2002-11-29 Thread The Fool
> From: Ronn! Blankenship <[EMAIL PROTECTED]>

> At 06:29 PM 11/27/02 -0600, The Fool wrote:
> > > From: J. van Baardwijk <[EMAIL PROTECTED]>
> >
> > > At 11:58 27-11-2002 -0600, Reggie Bautista wrote:
> > >
> > > >The only people for whom the Bible is a lie are the people who
insist
> >that
> > > >it is literal truth, and those fundamentalists are obviously
misled
> > > >anyway, because the Bible can't *possibly* all be literal truth,
as
> > > >evidenced by the contradictions I mentioned above.
> > >
> > > You only mentioned the *existence* of contradictions, you did not
give
> >any
> > > *examples* of contradictions in the bible. Someone who has never
read
> >the
> > > bible might not be familiar with any contradictions in it, so you
> >should
> > > provide one or two examples.
> >
> >Aaron dies twice: once at mount sinai,

> I don't recall this.  Can you give the reference (chapter & verse)?

> >once again forty years later before entering the promised land.

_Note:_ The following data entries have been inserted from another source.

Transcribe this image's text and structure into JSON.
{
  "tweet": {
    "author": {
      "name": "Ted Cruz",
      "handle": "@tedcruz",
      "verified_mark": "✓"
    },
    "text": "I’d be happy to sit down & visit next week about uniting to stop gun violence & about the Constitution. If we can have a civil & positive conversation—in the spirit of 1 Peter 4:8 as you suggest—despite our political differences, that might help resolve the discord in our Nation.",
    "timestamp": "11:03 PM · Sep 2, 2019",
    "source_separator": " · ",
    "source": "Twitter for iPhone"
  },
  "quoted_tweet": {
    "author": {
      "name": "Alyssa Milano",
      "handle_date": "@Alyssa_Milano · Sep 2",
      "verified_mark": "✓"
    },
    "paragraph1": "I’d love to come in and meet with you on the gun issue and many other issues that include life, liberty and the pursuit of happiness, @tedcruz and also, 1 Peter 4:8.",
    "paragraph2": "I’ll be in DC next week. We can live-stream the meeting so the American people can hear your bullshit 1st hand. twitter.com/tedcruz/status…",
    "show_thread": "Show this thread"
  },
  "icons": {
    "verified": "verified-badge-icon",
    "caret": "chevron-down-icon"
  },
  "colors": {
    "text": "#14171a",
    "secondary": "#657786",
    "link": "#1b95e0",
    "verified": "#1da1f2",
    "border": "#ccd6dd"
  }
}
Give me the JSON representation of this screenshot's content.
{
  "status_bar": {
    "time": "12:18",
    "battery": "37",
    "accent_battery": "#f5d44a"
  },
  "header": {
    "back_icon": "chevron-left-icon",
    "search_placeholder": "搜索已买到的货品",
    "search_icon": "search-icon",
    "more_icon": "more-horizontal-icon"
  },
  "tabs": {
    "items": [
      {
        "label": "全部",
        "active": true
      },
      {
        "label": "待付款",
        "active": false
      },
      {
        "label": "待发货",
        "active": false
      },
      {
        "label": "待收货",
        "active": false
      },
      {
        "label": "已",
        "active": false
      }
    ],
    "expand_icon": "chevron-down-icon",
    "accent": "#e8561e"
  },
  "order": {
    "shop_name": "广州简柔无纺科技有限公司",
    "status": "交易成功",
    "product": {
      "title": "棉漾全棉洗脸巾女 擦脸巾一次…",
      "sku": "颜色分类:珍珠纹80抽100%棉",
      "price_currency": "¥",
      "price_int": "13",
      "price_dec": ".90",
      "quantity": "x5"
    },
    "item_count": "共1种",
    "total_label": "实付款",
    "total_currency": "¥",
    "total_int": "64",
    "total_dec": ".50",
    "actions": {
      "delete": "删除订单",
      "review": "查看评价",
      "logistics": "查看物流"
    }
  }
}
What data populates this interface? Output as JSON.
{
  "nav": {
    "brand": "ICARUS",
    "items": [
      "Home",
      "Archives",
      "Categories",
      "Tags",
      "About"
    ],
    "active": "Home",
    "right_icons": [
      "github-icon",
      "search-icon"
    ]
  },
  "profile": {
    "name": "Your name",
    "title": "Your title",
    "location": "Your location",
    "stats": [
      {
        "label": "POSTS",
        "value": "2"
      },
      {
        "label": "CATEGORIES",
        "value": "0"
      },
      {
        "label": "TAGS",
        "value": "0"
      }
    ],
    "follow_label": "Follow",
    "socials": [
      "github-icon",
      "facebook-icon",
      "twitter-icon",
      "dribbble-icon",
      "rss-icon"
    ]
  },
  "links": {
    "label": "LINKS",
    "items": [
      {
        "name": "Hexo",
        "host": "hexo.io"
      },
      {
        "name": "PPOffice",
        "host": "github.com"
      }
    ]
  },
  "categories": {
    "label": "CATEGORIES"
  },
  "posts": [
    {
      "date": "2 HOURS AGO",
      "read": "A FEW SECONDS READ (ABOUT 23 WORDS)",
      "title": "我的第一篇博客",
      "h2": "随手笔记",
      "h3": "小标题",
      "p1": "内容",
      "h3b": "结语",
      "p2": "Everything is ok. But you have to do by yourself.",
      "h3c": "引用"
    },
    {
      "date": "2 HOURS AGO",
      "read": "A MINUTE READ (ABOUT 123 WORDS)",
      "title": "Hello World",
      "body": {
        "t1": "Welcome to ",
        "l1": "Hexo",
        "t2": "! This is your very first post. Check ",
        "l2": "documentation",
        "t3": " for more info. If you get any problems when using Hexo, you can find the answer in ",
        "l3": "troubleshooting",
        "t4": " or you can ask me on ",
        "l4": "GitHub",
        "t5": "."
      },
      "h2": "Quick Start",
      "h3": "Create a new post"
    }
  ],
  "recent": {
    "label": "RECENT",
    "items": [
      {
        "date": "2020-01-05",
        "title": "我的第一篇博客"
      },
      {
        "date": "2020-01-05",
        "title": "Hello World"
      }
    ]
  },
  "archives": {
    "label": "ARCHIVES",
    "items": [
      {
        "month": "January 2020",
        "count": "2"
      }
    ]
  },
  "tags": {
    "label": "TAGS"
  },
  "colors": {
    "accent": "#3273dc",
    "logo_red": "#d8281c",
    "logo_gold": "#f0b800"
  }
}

> As told in chapters 20 and 33 of Numbers.

Deuteronomy 10:6
6 "And the sons of Israel pulled away from Be·er'oth Ben'e-ja'a·kan for
Mo·se'rah. There Aaron died, and he got to be buried there; and
El·e·a'zar his son began to act as priest instead of him.

Numbers 20:27-29
27 So Moses did just as Jehovah had commanded; and before the eyes of all
the assembly they went climbing Mount Hor. 28 Then Moses stripped Aaron
of his garments and clothed El·e·a'zar his son with them, after which
Aaron died there on the top of the mountain. And Moses and El·e·a'zar
came on down from the mountain. 29 And all the assembly got to see that
Aaron had expired, and all the house of Israel continued weeping for
Aaron thirty days.

Numbers 33:37-39
37 Later they pulled away from Ka'desh and went camping in Mount Hor, on
the frontier of the land of E'dom. 38 And Aaron the priest proceeded to
go up into Mount Hor at the order of Jehovah and to die there in the
fortieth year of the going out of the sons of Israel from the land of
Egypt, in the fifth month, on the first of the month. 39 And Aaron was a
hundred and twenty-three years old at his death on Mount Hor.